Referiert
Angststörungen im Kindes- und Jugendalter: Kognitive Verhaltenstherapie als Methode erster Wahl


Die Prognose bei Angststörungen ist ungünstig, da eine Chronifizierungstendenz besteht. Wie Längsschnittstudien belegen, ist eine Angststörung im Kindesalter zudem ein bedeutsamer Risikofaktor für die Entwicklung psychischer Störungen im Erwachsenenalter. Angststörungen, affektive Störungen und Substanzabhängigkeit sind die häufigsten Störungen, die sich in der Folge von Angststörungen entwickeln. Die emotionale Störung mit Trennungsangst scheint dabei mit einem besonders hohen Risiko für das Auftreten psychischer Störungen im Erwachsenenalter behaftet zu sein. „Trotz des ungünstigen Verlaufs erhalten viele Kinder mit Angststörungen keine professionelle Hilfe, und viele Kinder mit Angststörungen werden nicht als solche erkannt“, sagt Prof. Dr. Silvia Schneider von der Universität Basel. Die Kinder- und Jugendpsychologin sieht hier einen dringenden Aufklärungs- und Informationsbedarf bei Eltern und Kindern.
Anhand einer Metaanalyse, in die 24 aktuelle englisch- oder deutschsprachig publizierte Studien eingingen, konnte Schneider ermitteln, dass Angststörungen im Kindes- und Jugendalter erfolgreich mit Verhaltenstherapie behandelt werden können. Die Katamnesedaten dokumentieren, dass die Therapieerfolge über mehrere Jahre stabil bleiben. Für die Behandlungsgruppen zeigte sich mit einer Prä-post-Effektstärke von 0,86 ein großer Effekt, während die Wartelistengruppe eine durchschnittliche Effektstärke von 0,13 aufwies.
Nach Ablauf der Therapie erfüllten 69 Prozent der Kinder die Diagnosekriterien ihrer primären Angststörung nicht mehr im Vergleich zu 13 Prozent aus der Wartekontrollgruppe.

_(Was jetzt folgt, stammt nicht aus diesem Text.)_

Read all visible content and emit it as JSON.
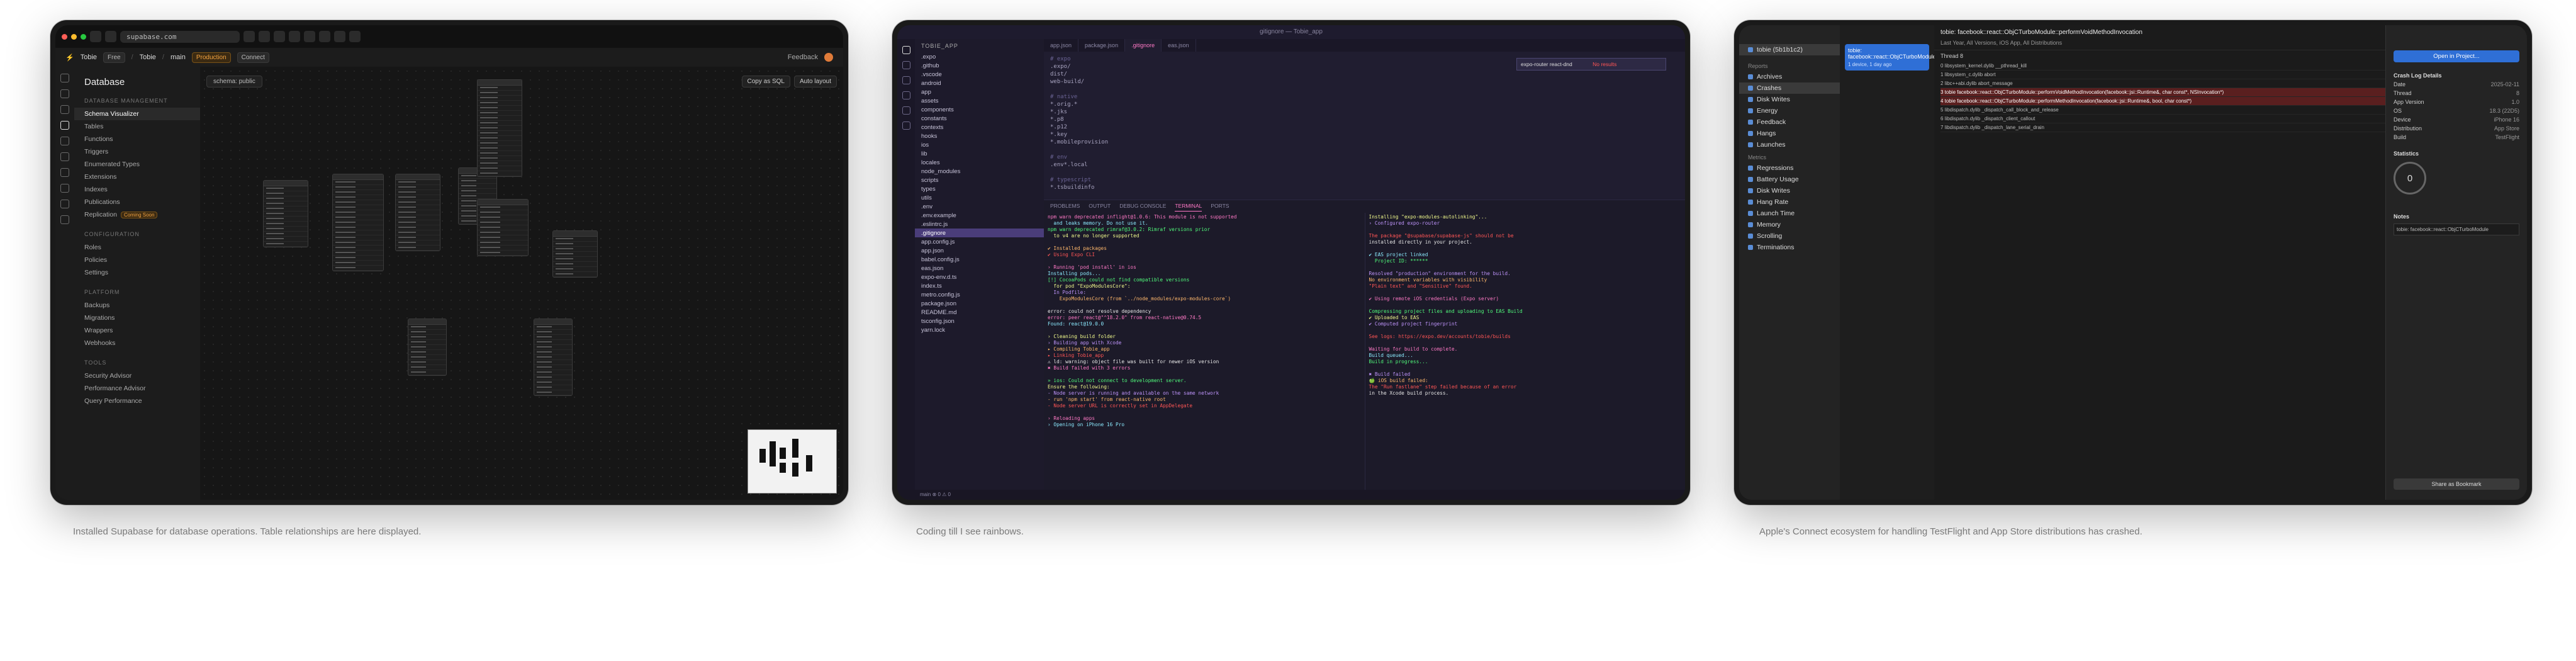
{
  "panels": [
    {
      "caption": "Installed Supabase for database operations. Table relationships are here displayed."
    },
    {
      "caption": "Coding till I see rainbows."
    },
    {
      "caption": "Apple's Connect ecosystem for handling TestFlight and App Store distributions has crashed."
    }
  ],
  "supabase": {
    "url": "supabase.com",
    "org": "Tobie",
    "plan": "Free",
    "project": "Tobie",
    "branch": "main",
    "env_badge": "Production",
    "connect_label": "Connect",
    "feedback_label": "Feedback",
    "title": "Database",
    "sections": [
      {
        "label": "DATABASE MANAGEMENT",
        "items": [
          "Schema Visualizer",
          "Tables",
          "Functions",
          "Triggers",
          "Enumerated Types",
          "Extensions",
          "Indexes",
          "Publications",
          "Replication"
        ]
      },
      {
        "label": "CONFIGURATION",
        "items": [
          "Roles",
          "Policies",
          "Settings"
        ]
      },
      {
        "label": "PLATFORM",
        "items": [
          "Backups",
          "Migrations",
          "Wrappers",
          "Webhooks"
        ]
      },
      {
        "label": "TOOLS",
        "items": [
          "Security Advisor",
          "Performance Advisor",
          "Query Performance"
        ]
      }
    ],
    "replication_badge": "Coming Soon",
    "schema_label": "schema: public",
    "copy_sql_label": "Copy as SQL",
    "auto_layout_label": "Auto layout"
  },
  "vscode": {
    "window_title": "gitignore — Tobie_app",
    "explorer_title": "TOBIE_APP",
    "files": [
      ".expo",
      ".github",
      ".vscode",
      "android",
      "app",
      "assets",
      "components",
      "constants",
      "contexts",
      "hooks",
      "ios",
      "lib",
      "locales",
      "node_modules",
      "scripts",
      "types",
      "utils",
      ".env",
      ".env.example",
      ".eslintrc.js",
      ".gitignore",
      "app.config.js",
      "app.json",
      "babel.config.js",
      "eas.json",
      "expo-env.d.ts",
      "index.ts",
      "metro.config.js",
      "package.json",
      "README.md",
      "tsconfig.json",
      "yarn.lock"
    ],
    "selected_file": ".gitignore",
    "tabs": [
      "app.json",
      "package.json",
      ".gitignore",
      "eas.json"
    ],
    "active_tab": ".gitignore",
    "code_lines": [
      "# expo",
      ".expo/",
      "dist/",
      "web-build/",
      "",
      "# native",
      "*.orig.*",
      "*.jks",
      "*.p8",
      "*.p12",
      "*.key",
      "*.mobileprovision",
      "",
      "# env",
      ".env*.local",
      "",
      "# typescript",
      "*.tsbuildinfo"
    ],
    "find_placeholder": "expo-router react-dnd",
    "find_result": "No results",
    "panel_tabs": [
      "PROBLEMS",
      "OUTPUT",
      "DEBUG CONSOLE",
      "TERMINAL",
      "PORTS"
    ],
    "terminal_left": [
      "npm warn deprecated inflight@1.0.6: This module is not supported",
      "  and leaks memory. Do not use it.",
      "npm warn deprecated rimraf@3.0.2: Rimraf versions prior",
      "  to v4 are no longer supported",
      "",
      "✔ Installed packages",
      "✔ Using Expo CLI",
      "",
      "› Running 'pod install' in ios",
      "Installing pods...",
      "[!] CocoaPods could not find compatible versions",
      "  for pod \"ExpoModulesCore\":",
      "  In Podfile:",
      "    ExpoModulesCore (from `../node_modules/expo-modules-core`)",
      "",
      "error: could not resolve dependency",
      "error: peer react@\"^18.2.0\" from react-native@0.74.5",
      "Found: react@19.0.0",
      "",
      "› Cleaning build folder",
      "› Building app with Xcode",
      "▸ Compiling Tobie_app",
      "▸ Linking Tobie_app",
      "⚠ ld: warning: object file was built for newer iOS version",
      "✖ Build failed with 3 errors",
      "",
      "» ios: Could not connect to development server.",
      "Ensure the following:",
      "- Node server is running and available on the same network",
      "- run 'npm start' from react-native root",
      "- Node server URL is correctly set in AppDelegate",
      "",
      "› Reloading apps",
      "› Opening on iPhone 16 Pro"
    ],
    "terminal_right": [
      "Installing \"expo-modules-autolinking\"...",
      "› Configured expo-router",
      "",
      "The package \"@supabase/supabase-js\" should not be",
      "installed directly in your project.",
      "",
      "✔ EAS project linked",
      "  Project ID: ******",
      "",
      "Resolved \"production\" environment for the build.",
      "No environment variables with visibility",
      "\"Plain text\" and \"Sensitive\" found.",
      "",
      "✔ Using remote iOS credentials (Expo server)",
      "",
      "Compressing project files and uploading to EAS Build",
      "✔ Uploaded to EAS",
      "✔ Computed project fingerprint",
      "",
      "See logs: https://expo.dev/accounts/tobie/builds",
      "",
      "Waiting for build to complete.",
      "Build queued...",
      "Build in progress...",
      "",
      "✖ Build failed",
      "🍏 iOS build failed:",
      "The \"Run fastlane\" step failed because of an error",
      "in the Xcode build process."
    ],
    "status": "main  ⊗ 0 ⚠ 0"
  },
  "xcode": {
    "app": "tobie (5b1b1c2)",
    "sections": [
      {
        "label": "Reports",
        "items": [
          "Archives",
          "Crashes",
          "Disk Writes",
          "Energy",
          "Feedback",
          "Hangs",
          "Launches"
        ]
      },
      {
        "label": "Metrics",
        "items": [
          "Regressions",
          "Battery Usage",
          "Disk Writes",
          "Hang Rate",
          "Launch Time",
          "Memory",
          "Scrolling",
          "Terminations"
        ]
      }
    ],
    "selected_item": "Crashes",
    "crash_title": "tobie: facebook::react::ObjCTurboModule::performVoidMethodInvocation",
    "crash_meta": "1 device, 1 day ago",
    "filter_label": "Last Year, All Versions, iOS App, All Distributions",
    "thread_label": "Thread 8",
    "stack_rows": [
      "0  libsystem_kernel.dylib  __pthread_kill",
      "1  libsystem_c.dylib  abort",
      "2  libc++abi.dylib  abort_message",
      "3  tobie  facebook::react::ObjCTurboModule::performVoidMethodInvocation(facebook::jsi::Runtime&, char const*, NSInvocation*)",
      "4  tobie  facebook::react::ObjCTurboModule::performMethodInvocation(facebook::jsi::Runtime&, bool, char const*)",
      "5  libdispatch.dylib  _dispatch_call_block_and_release",
      "6  libdispatch.dylib  _dispatch_client_callout",
      "7  libdispatch.dylib  _dispatch_lane_serial_drain"
    ],
    "open_button": "Open in Project...",
    "details": [
      [
        "Crash Log Details",
        ""
      ],
      [
        "Date",
        "2025-02-11"
      ],
      [
        "Thread",
        "8"
      ],
      [
        "App Version",
        "1.0"
      ],
      [
        "OS",
        "18.3 (22D5)"
      ],
      [
        "Device",
        "iPhone 16"
      ],
      [
        "Distribution",
        "App Store"
      ],
      [
        "Build",
        "TestFlight"
      ]
    ],
    "stats_title": "Statistics",
    "stats_value": "0",
    "notes_title": "Notes",
    "notes_value": "tobie: facebook::react::ObjCTurboModule",
    "share_button": "Share as Bookmark"
  }
}
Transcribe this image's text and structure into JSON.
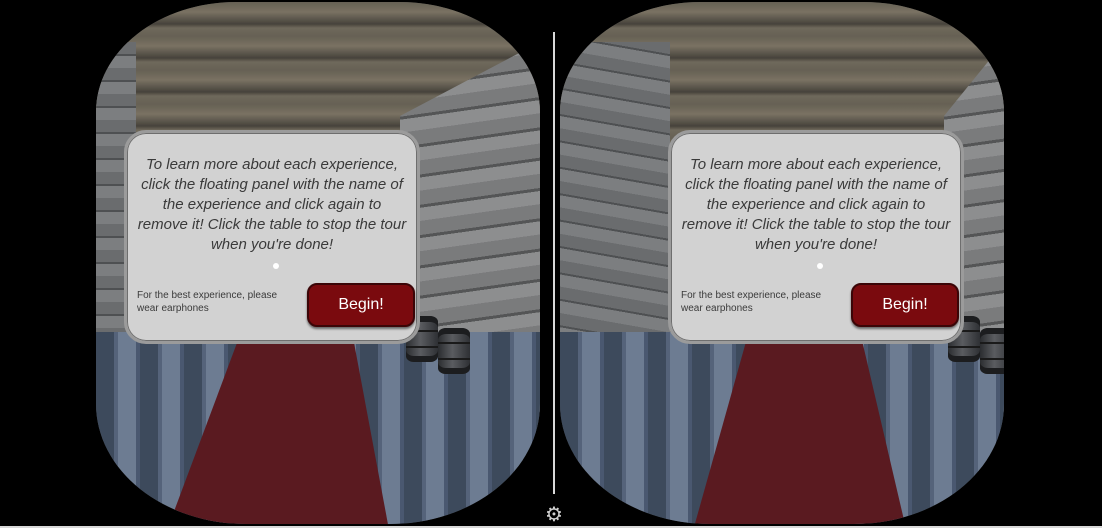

Angststörungen manifestieren sich vorwiegend im Alter zwischen sieben und 21 Jahren, im Durchschnitt im Alter von elf Jahren. Um einem ungünstigen Verlauf und einer Krankheitsfortsetzung im Erwachsenenalter vorzubeugen, sollte die Behandlung bereits im Kindes- und Jugendalter beginnen. Die Therapie konzentriert sich primär auf den Abbau von Ängsten. Aktuelle verhaltenstherapeutische Behandlungsprogramme setzen dazu spezifische verhaltenstherapeutische Interventionen zur unmittelbaren Angstreduktion (zum Beispiel systematische Konfrontation mit Angst auslösenden Situationen, operante Techniken) ein. Sie integrieren aber auch kognitive Interventionen (zum Beispiel kognitive Aspekte der Angst/Psychoedukation; kognitive Bearbeitung dysfunktionaler Gedanken, Einschätzung eigener Bewältigungsmöglichkeiten) und allgemeine Interventionen zur Förderung der Autonomie (zum Beispiel Verbesserung von Selbstwirksamkeitsüberzeugung und Problemlösefähigkeiten). Außerdem werden immer häufiger die Eltern mit in die Angstbehandlung einbezogen.
Mittlerweile liegen auch erste kontrollierte Therapiestudien vor, die die kurzfristige Wirksamkeit psychopharmakologischer Behandlung (SSRI) nachweisen. Der Einsatz einer psychopharmakologischen Behandlung sollte nach Meinung von Schneider jedoch nicht allein, sondern immer in Kombination mit psychotherapeutischen Verfahren erfolgen. ms
Schneider S, In-Albon T: Die psychotherapeutische Behandlung von Angststörungen im Kindes- und Jugendalter – Was ist evidenzbasiert? Zeitschrift für Kinder- und Jugendpsychiatrie und Psychotherapie 2006; 3: 191–202.
Schneider S: Verhaltenstherapie bei Kindern und Jugendlichen mit Angststörungen. Behandlungsbedarf und Behandlungsmöglichkeiten. Psychotherapeut 2006; 2: 99–106.